Nasional

Dekan Tarbiyah UIN Jakarta: Santri Berpaham Agama Moderat

Sen, 23 September 2019 | 09:30 WIB

Dekan Tarbiyah UIN Jakarta: Santri Berpaham Agama Moderat

Dekan Tarbiyah UIN Jakarta, Sururin (Foto: NU Online/M Syakir Niamilah)
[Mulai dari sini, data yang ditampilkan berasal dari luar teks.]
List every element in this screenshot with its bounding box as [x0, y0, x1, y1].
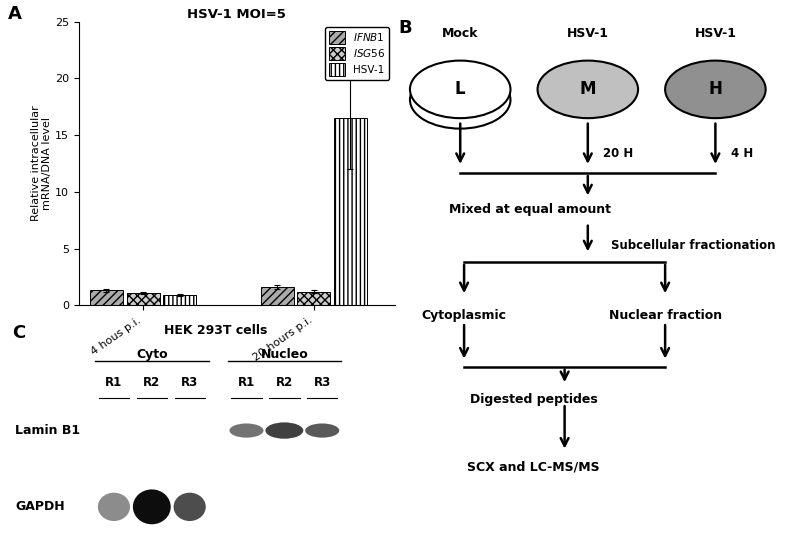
Text: M: M: [580, 80, 596, 99]
Text: R1: R1: [105, 376, 122, 389]
Text: A: A: [8, 5, 22, 23]
Text: 20 H: 20 H: [604, 147, 634, 160]
Text: HSV-1: HSV-1: [567, 27, 609, 40]
Text: HEK 293T cells: HEK 293T cells: [164, 324, 268, 337]
Bar: [90, 290, 123, 305]
Ellipse shape: [98, 493, 130, 521]
Text: Mock: Mock: [442, 27, 478, 40]
Ellipse shape: [265, 422, 303, 439]
Text: B: B: [398, 19, 412, 37]
Ellipse shape: [410, 71, 510, 129]
Text: 4 H: 4 H: [731, 147, 753, 160]
Legend: $IFNB1$, $ISG56$, HSV-1: $IFNB1$, $ISG56$, HSV-1: [325, 27, 389, 80]
Text: R1: R1: [237, 376, 255, 389]
Text: Lamin B1: Lamin B1: [16, 424, 80, 437]
Text: Digested peptides: Digested peptides: [469, 393, 597, 406]
Bar: [334, 118, 367, 305]
Bar: [126, 293, 159, 305]
Bar: [163, 295, 196, 305]
Text: Mixed at equal amount: Mixed at equal amount: [449, 203, 611, 216]
Text: R2: R2: [275, 376, 293, 389]
Ellipse shape: [410, 60, 510, 118]
Text: L: L: [455, 80, 466, 99]
Text: GAPDH: GAPDH: [16, 500, 65, 513]
Ellipse shape: [537, 60, 638, 118]
Bar: [297, 292, 331, 305]
Y-axis label: Relative intracellular
mRNA/DNA level: Relative intracellular mRNA/DNA level: [31, 106, 52, 221]
Title: HSV-1 MOI=5: HSV-1 MOI=5: [187, 8, 286, 21]
Text: Cyto: Cyto: [136, 348, 167, 361]
Text: H: H: [709, 80, 722, 99]
Text: R3: R3: [313, 376, 331, 389]
Ellipse shape: [230, 423, 264, 438]
Text: R2: R2: [143, 376, 160, 389]
Ellipse shape: [174, 493, 206, 521]
Text: R3: R3: [181, 376, 198, 389]
Ellipse shape: [305, 423, 339, 438]
Ellipse shape: [665, 60, 765, 118]
Text: Nuclear fraction: Nuclear fraction: [608, 309, 722, 322]
Bar: [260, 287, 294, 305]
Text: HSV-1: HSV-1: [694, 27, 736, 40]
Text: Cytoplasmic: Cytoplasmic: [421, 309, 507, 322]
Ellipse shape: [133, 489, 170, 524]
Text: Nucleo: Nucleo: [260, 348, 308, 361]
Text: SCX and LC-MS/MS: SCX and LC-MS/MS: [467, 461, 600, 474]
Text: C: C: [12, 324, 25, 342]
Text: Subcellular fractionation: Subcellular fractionation: [611, 239, 776, 252]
Tangerang Selatan, NU Online
Di era milenium ini, santri tetap teguh menjaga karakternya sebagai pelajar yang memperdalam berbagai ilmu agama. Ajaran agama Islam yang dipahami oleh santri tentu saja ajaran Islam moderat. Berbagai referensi dan interaksi langsung dengan masyarakat adalah kuncinya.
 
"Santri berpaham agama moderat. Mereka belajar berbagai referensi dan berinteraksi langsung dengan masyarakat. Inilah yang menjadikan santri berpaham moderat," kata Sururin, Dekan Fakultas Ilmu Tarbiyah dan Keguruan Universitas Islam Negeri (UIN) Syarif Hidayatullah Jakarta, saat membuka Al-Arabiyyah lil Funun di Auditorium Harun Nasution UIN Syarif Hidayatullah Jakarta, Jalan Ir H Juanda, Kota Tangerang Selatan, Banten, Senin (23/9).
 
Moderasi beragama, lanjutnya, harus dikembangkan dan diimplementasikan dalam kehidupan beragama di manapun. Santri sebagai pelanjut pengetahuan agama yang moderat, menurutnya, harus menjadi garda terdepan dalam mengembangkan dan mengimplementasikannya dalam kehidupan.
 
Hal itu terwujud karena para santri mengedepankan relijiusitas sebagai salah satu karakter utama santri. "Karakteristik utama seorang santri harus paham agama dengan baik," katanya.
 
Selain itu, karakter lain santri adalah tawadu. Etika seorang santri tawadu kepada guru-gurunya dengan berharap mendapatkan berkah.  Menurutnya, jika ada santri tidak memiliki karakteristik tawadu maka perlu dipertanyakan kesantriannya.
 
"Sikap tawadu, santun, harus dikembangkan. Baik dalam dunia pendidikan, berinteraksi berelasi," katanya dalam kegiatan yang digelar oleh Jurusan Pendidikan Bahasa Arab UIN Syarif Hidayatullah Jakarta.
 
Di samping itu, santri juga berkarakter mandiri. Pasalnya, para santri sudah terbiasa mengatur dirinya sendiri dan orang lain saat tinggal di pondok pesantren. Menurutnya, jika tidak berhasil mengatur, santri akan tergilas zaman.
 
"Karakteristik mandiri harus ditingkatkan dan dikembangkan," ujarnya.
 
Terakhir, Sururin mengungkapkan bahwa santri juga memiliki karakter sederhana dan penuh kekeluargaan. Mereka terbiasa sederhana dalam menjalani kehidupannya di tengah hedonisme yang merebak. Sederhana, katanya, buka berarti tidak punya. Santri juga mempunyai rasa kekeluargaan, kebersamaan yang tinggi.
 
"Ini menjadi pilar yang paling dominan yang ada dalam diri sendiri. Beberapa pesantren ada yang memiliki karakteristik tersendiri, seperti kewirausahaan," pungkasnya dalam kegiatan bertema Meneguhkan Peran Strategis Santri dalam Mengembangkan Bahasa Arab di Era Milenial untuk Indonesia Berkemajuan.
 
Di akhir sambutannya, Sururin membuka acara tersebut dengan membaca basmalah dilanjutkan dengan memukul gong sembilan kali.